Le train s’est arrêté pour la première fois. Dijon. La voix du haut-parleur était étouffée par la neige. Nous avons entendu quelqu’un qui marchait le long du couloir. On ouvrait la porte d’un compartiment. Peut-être entrait-on chez Wildmer. Alors, nous avons été pris, Freddie et moi, d’un fou rire nerveux.
Le train est resté une demi-heure en gare de Chalon-sur-Saône. Freddie s’était endormi et j’ai éteint la veilleuse du compartiment. Je ne sais pas pourquoi, mais je me sentais plus rassuré dans l’obscurité.
J’ai essayé de penser à autre chose, de ne pas prêter l’oreille aux pas qui résonnaient dans le couloir. Sur le quai, des gens parlaient et je saisissais quelques mots de leur conversation. Ils devaient se trouver devant notre fenêtre. L’un d’eux toussait, d’une toux grasse. Un autre sifflotait. Le bruit cadencé d’un train qui passait a couvert leurs voix.

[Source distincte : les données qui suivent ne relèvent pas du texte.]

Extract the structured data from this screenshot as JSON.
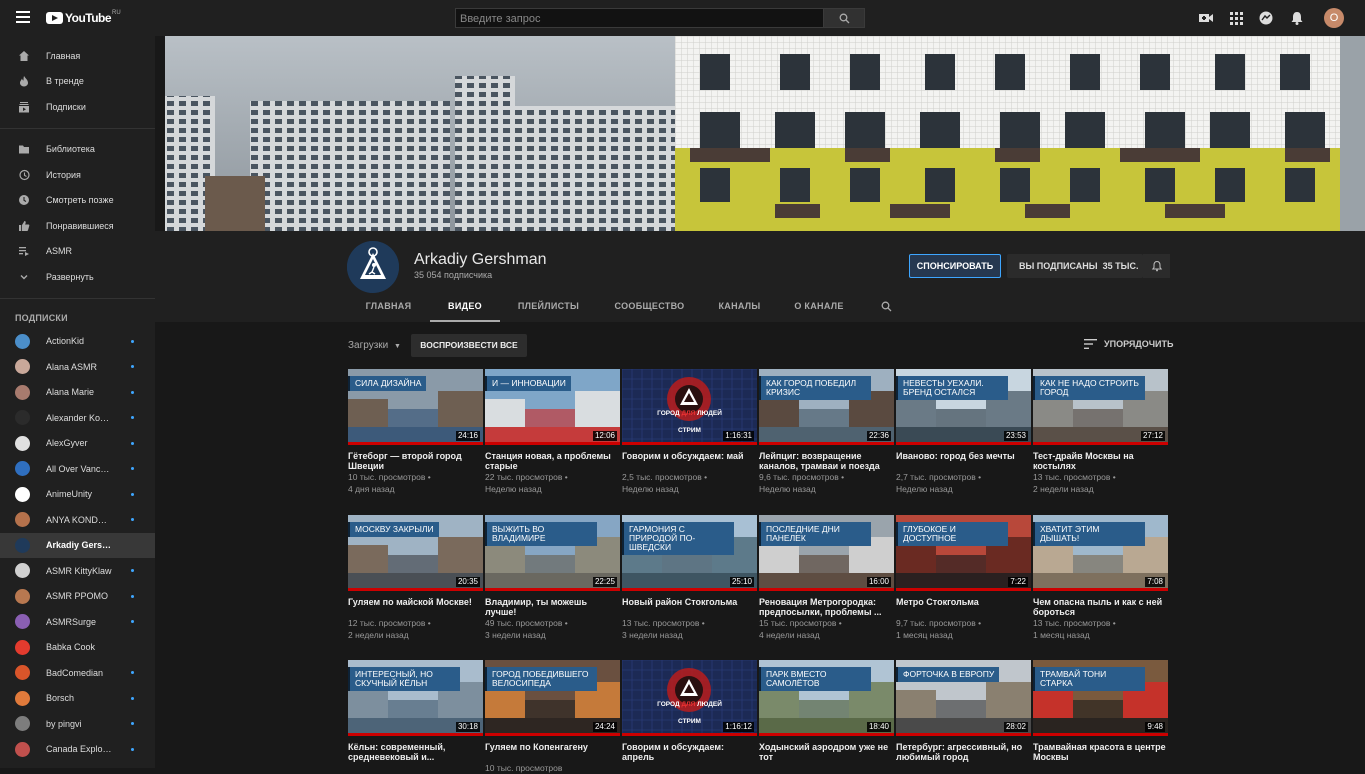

La porte s’est ouverte brusquement et la silhouette d’un homme en pardessus s’est découpée à la lumière du couloir. Il a balayé de haut en bas le compartiment de sa torche électrique, pour vérifier combien nous étions. Freddie s’est réveillé en sursaut.
— Vos papiers…
Nous lui avons tendu nos passeports dominicains. Il les a examinés d’un œil distrait, puis il les a donnés à quelqu’un, à côté de lui, que nous ne voyions pas à cause du battant de la porte. J’ai fermé les yeux. Ils ont échangé quelques mots inaudibles.
Il a fait un pas à l’intérieur du compartiment. Il avait nos passeports à la main.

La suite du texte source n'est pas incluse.